Sin embargo, aunque no había hecho estudios superiores, el viejo Papachristos no tenía un pelo de tonto. Sabía por experiencia que uno prospera con mayor facilidad en el terreno para el que está naturalmente dotado y no tenía intención de poner obstáculos en el camino de su hijo. Hizo averiguaciones en los círculos pertinentes y descubrió que en Alemania había un gran matemático griego que también pertenecía al culto ortodoxo, el célebre profesor Constantin Carathéodory.

Le escribió de inmediato pidiéndole una cita.

Padre e hijo viajaron juntos a Berlín, donde Carathéodory, vestido como un banquero, los recibió en su despacho de la universidad. Después de una breve charla con el padre, pidió que lo dejara a solas con el hijo. Lo llevó hasta la pizarra, le dio un trozo de tiza y lo interrogó. Siguiendo sus indicaciones, Petros resolvió integrales, calculó la suma de series y demostró proposiciones. Luego, cuando consideró que el profesor había terminado el examen, le habló de sus descubrimientos personales: complicadas construcciones geométricas, complejas identidades algebraicas y, sobre todo, observaciones relacionadas con las propiedades de los enteros.

Una de ellas era la siguiente:

—Todo número par mayor que 2 puede expresarse como la suma de dos primos.

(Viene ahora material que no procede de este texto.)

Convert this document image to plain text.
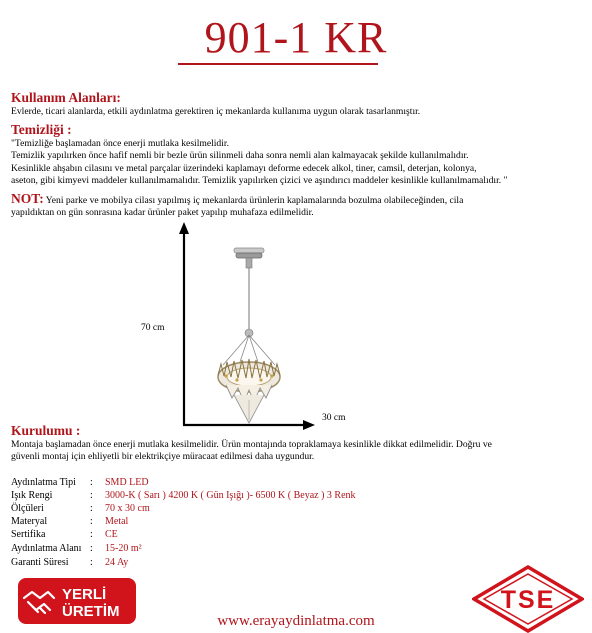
901-1 KR
Kullanım Alanları:
Evlerde, ticari alanlarda, etkili aydınlatma gerektiren iç mekanlarda kullanıma uygun olarak tasarlanmıştır.
Temizliği :
"Temizliğe başlamadan önce enerji mutlaka kesilmelidir.
Temizlik yapılırken önce hafif nemli bir bezle ürün silinmeli daha sonra nemli alan kalmayacak şekilde kullanılmalıdır.
Kesinlikle ahşabın cilasını ve metal parçalar üzerindeki kaplamayı deforme edecek alkol, tiner, camsil, deterjan, kolonya,
aseton, gibi kimyevi maddeler kullanılmamalıdır. Temizlik yapılırken çizici ve aşındırıcı maddeler kesinlikle kullanılmamalıdır. "
NOT: Yeni parke ve mobilya cilası yapılmış iç mekanlarda ürünlerin kaplamalarında bozulma olabileceğinden, cila
yapıldıktan on gün sonrasına kadar ürünler paket yapılıp muhafaza edilmelidir.
70 cm
30 cm
Kurulumu :
Montaja başlamadan önce enerji mutlaka kesilmelidir. Ürün montajında topraklamaya kesinlikle dikkat edilmelidir. Doğru ve
güvenli montaj için ehliyetli bir elektrikçiye müracaat edilmesi daha uygundur.
Aydınlatma Tipi : SMD LED
Işık Rengi	: 3000-K ( Sarı ) 4200 K ( Gün Işığı )- 6500 K ( Beyaz ) 3 Renk
Ölçüleri	: 70 x 30 cm
Materyal	: Metal
Sertifika	: CE
Aydınlatma Alanı : 15-20 m²
Garanti Süresi : 24 Ay
YERLİ
ÜRETİM
www.erayaydinlatma.com
TSE
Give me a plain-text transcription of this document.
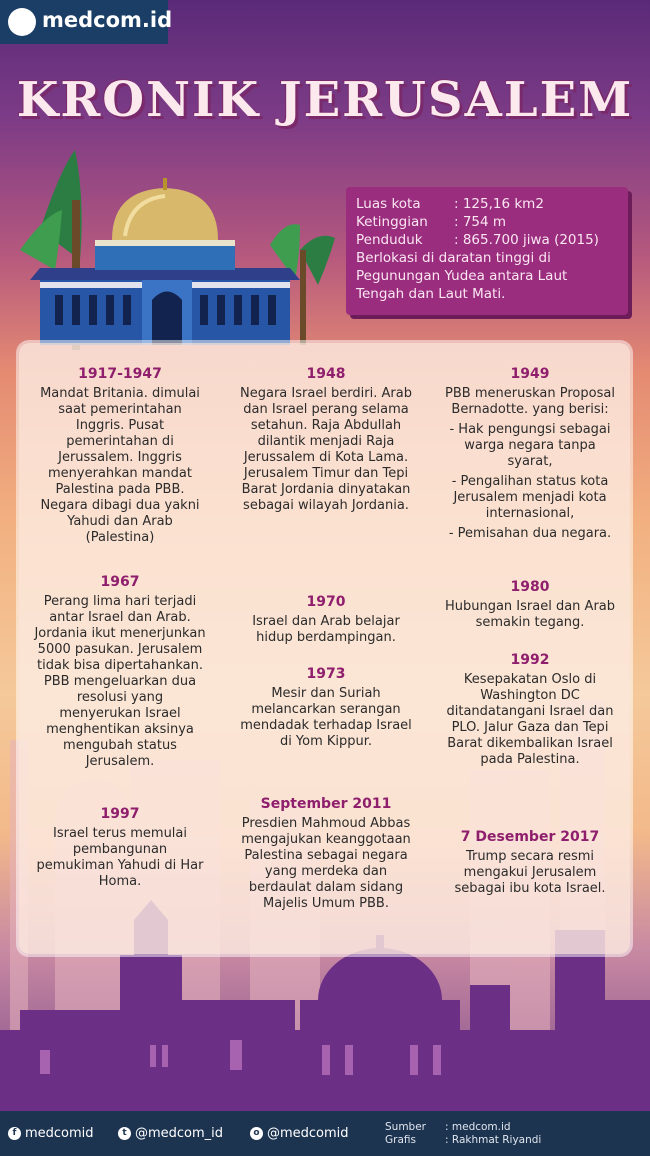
medcom.id
KRONIK JERUSALEM
Luas kota : 125,16 km2
Ketinggian : 754 m
Penduduk : 865.700 jiwa (2015)
Berlokasi di daratan tinggi di Pegunungan Yudea antara Laut Tengah dan Laut Mati.
1917-1947

Mandat Britania. dimulai saat pemerintahan Inggris. Pusat pemerintahan di Jerussalem. Inggris menyerahkan mandat Palestina pada PBB. Negara dibagi dua yakni Yahudi dan Arab (Palestina)

1967

Perang lima hari terjadi antar Israel dan Arab. Jordania ikut menerjunkan 5000 pasukan. Jerusalem tidak bisa dipertahankan. PBB mengeluarkan dua resolusi yang menyerukan Israel menghentikan aksinya mengubah status Jerusalem.

1997

Israel terus memulai pembangunan pemukiman Yahudi di Har Homa.

1948

Negara Israel berdiri. Arab dan Israel perang selama setahun. Raja Abdullah dilantik menjadi Raja Jerussalem di Kota Lama. Jerusalem Timur dan Tepi Barat Jordania dinyatakan sebagai wilayah Jordania.

1970

Israel dan Arab belajar hidup berdampingan.

1973

Mesir dan Suriah melancarkan serangan mendadak terhadap Israel di Yom Kippur.

September 2011

Presdien Mahmoud Abbas mengajukan keanggotaan Palestina sebagai negara yang merdeka dan berdaulat dalam sidang Majelis Umum PBB.

1949

PBB meneruskan Proposal Bernadotte. yang berisi:

- Hak pengungsi sebagai warga negara tanpa syarat,

- Pengalihan status kota Jerusalem menjadi kota internasional,

- Pemisahan dua negara.

1980

Hubungan Israel dan Arab semakin tegang.

1992

Kesepakatan Oslo di Washington DC ditandatangani Israel dan PLO. Jalur Gaza dan Tepi Barat dikembalikan Israel pada Palestina.

7 Desember 2017

Trump secara resmi mengakui Jerusalem sebagai ibu kota Israel.

f medcomid	t @medcom_id	o @medcomid	Sumber : medcom.id
Grafis	: Rakhmat Riyandi
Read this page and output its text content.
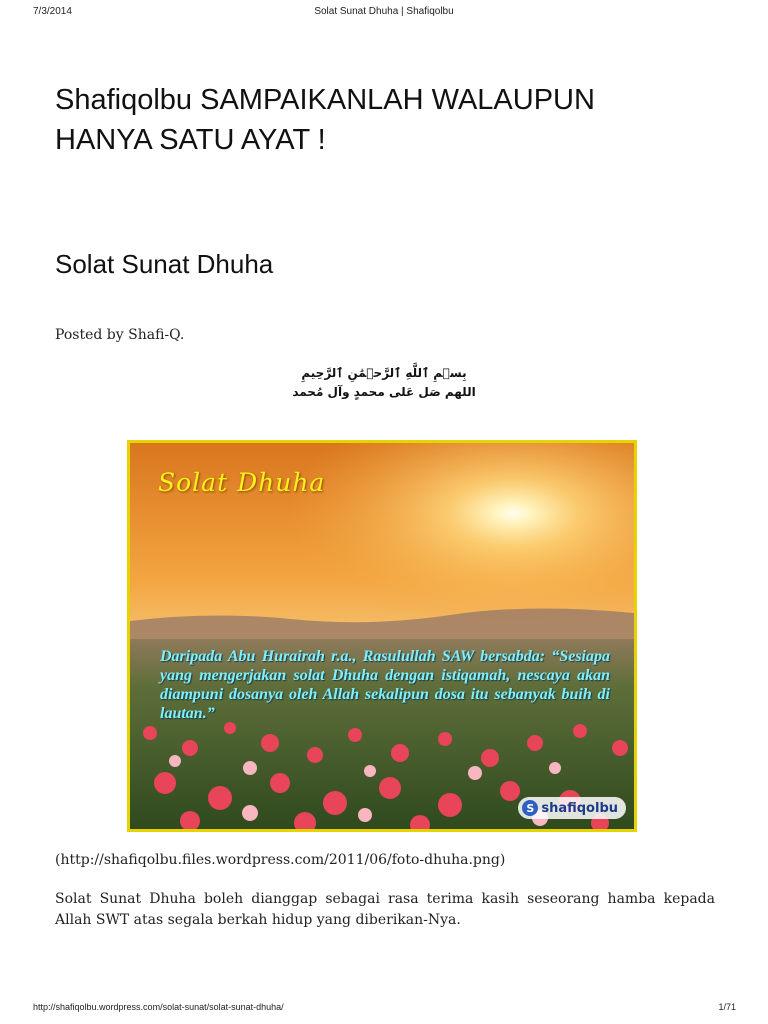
7/3/2014	Solat Sunat Dhuha | Shafiqolbu
Shafiqolbu SAMPAIKANLAH WALAUPUN HANYA SATU AYAT !
Solat Sunat Dhuha
Posted by Shafi-Q.
بِسۡمِ ٱللَّهِ ٱلرَّحۡمَٰنِ ٱلرَّحِيمِ
اللهم صَل عَلى محمدٍ وآل مُحمد
Solat Dhuha
Daripada Abu Hurairah r.a., Rasulullah SAW bersabda: “Sesiapa yang mengerjakan solat Dhuha dengan istiqamah, nescaya akan diampuni dosanya oleh Allah sekalipun dosa itu sebanyak buih di lautan.”
S shafiqolbu
(http://shafiqolbu.files.wordpress.com/2011/06/foto-dhuha.png)

Solat Sunat Dhuha boleh dianggap sebagai rasa terima kasih seseorang hamba kepada Allah SWT atas segala berkah hidup yang diberikan-Nya.

http://shafiqolbu.wordpress.com/solat-sunat/solat-sunat-dhuha/	1/71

—No podrás probar eso —dijo el famoso matemático.

—Todavía no —repuso Petros—, pero estoy seguro de que se trata de un principio general. ¡Lo he verificado hasta el número 10000!

—¿Y qué me dices de la distribución de los números primos? —preguntó Carathéodory—. ¿Se te ocurre una forma de calcular cuántos primos existen menores que un número dado n?

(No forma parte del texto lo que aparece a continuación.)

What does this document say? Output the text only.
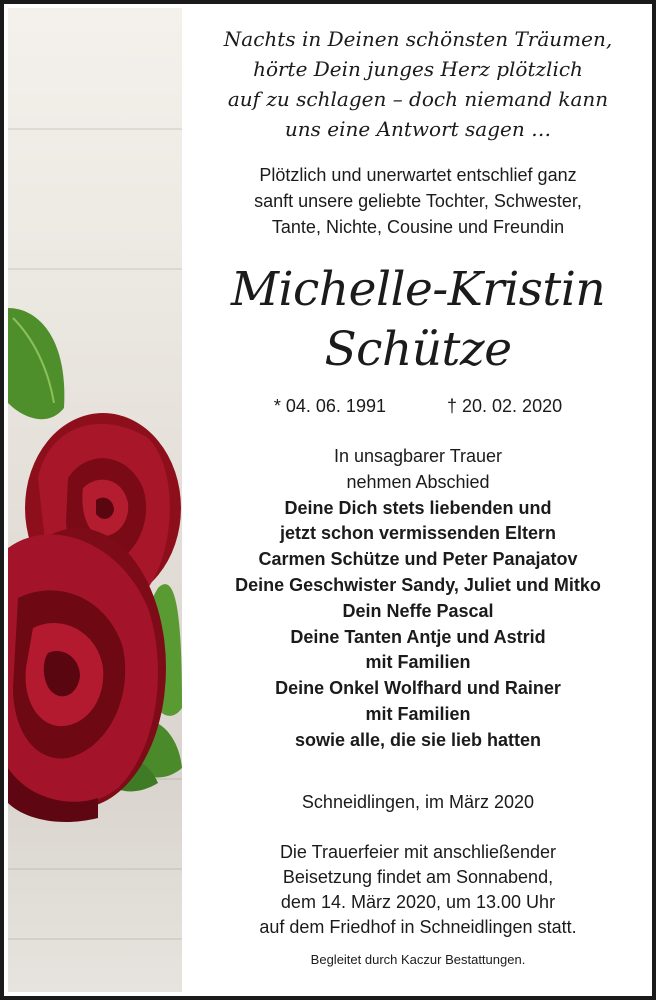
Nachts in Deinen schönsten Träumen,
hörte Dein junges Herz plötzlich
auf zu schlagen – doch niemand kann
uns eine Antwort sagen …
Plötzlich und unerwartet entschlief ganz
sanft unsere geliebte Tochter, Schwester,
Tante, Nichte, Cousine und Freundin
Michelle-Kristin
Schütze
* 04. 06. 1991	† 20. 02. 2020
In unsagbarer Trauer
nehmen Abschied
Deine Dich stets liebenden und
jetzt schon vermissenden Eltern
Carmen Schütze und Peter Panajatov
Deine Geschwister Sandy, Juliet und Mitko
Dein Neffe Pascal
Deine Tanten Antje und Astrid
mit Familien
Deine Onkel Wolfhard und Rainer
mit Familien
sowie alle, die sie lieb hatten
Schneidlingen, im März 2020
Die Trauerfeier mit anschließender
Beisetzung findet am Sonnabend,
dem 14. März 2020, um 13.00 Uhr
auf dem Friedhof in Schneidlingen statt.
Begleitet durch Kaczur Bestattungen.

—No —respondió Petros—, pero conforme
n
tiende a infinito, la cantidad de primos se aproxima a
n
dividido por su logaritmo neperiano.

Carathéodory se quedó sin habla.

—¡Debes de haberlo leído en algún sitio!

—No, señor, pero parece una extrapolación razonable de mis tablas. Además, los únicos libros que hay en mi colegio son de geometría.

Una amplia sonrisa reemplazó la expresión severa del profesor, que llamó al padre de Petros y le dijo que someter a su hijo a dos años más de bachillerato equivaldría a perder un tiempo precioso. Negar a aquel chico extraordinariamente dotado la mejor educación matemática podría calificarse de «negligencia criminal». Carathéodory haría las gestiones necesarias para que Petros fuera admitido de inmediato en la universidad… si el padre daba su consentimiento, naturalmente.

♦ ♦

Mi pobre abuelo no pudo negarse: no tenía intención de cometer un delito, y mucho menos contra su primogénito.

Se hicieron las gestiones necesarias y pocos meses después Petros regresó a Berlín. Se instaló en la casa familiar de un empresario amigo de su padre, en Charlottenburg.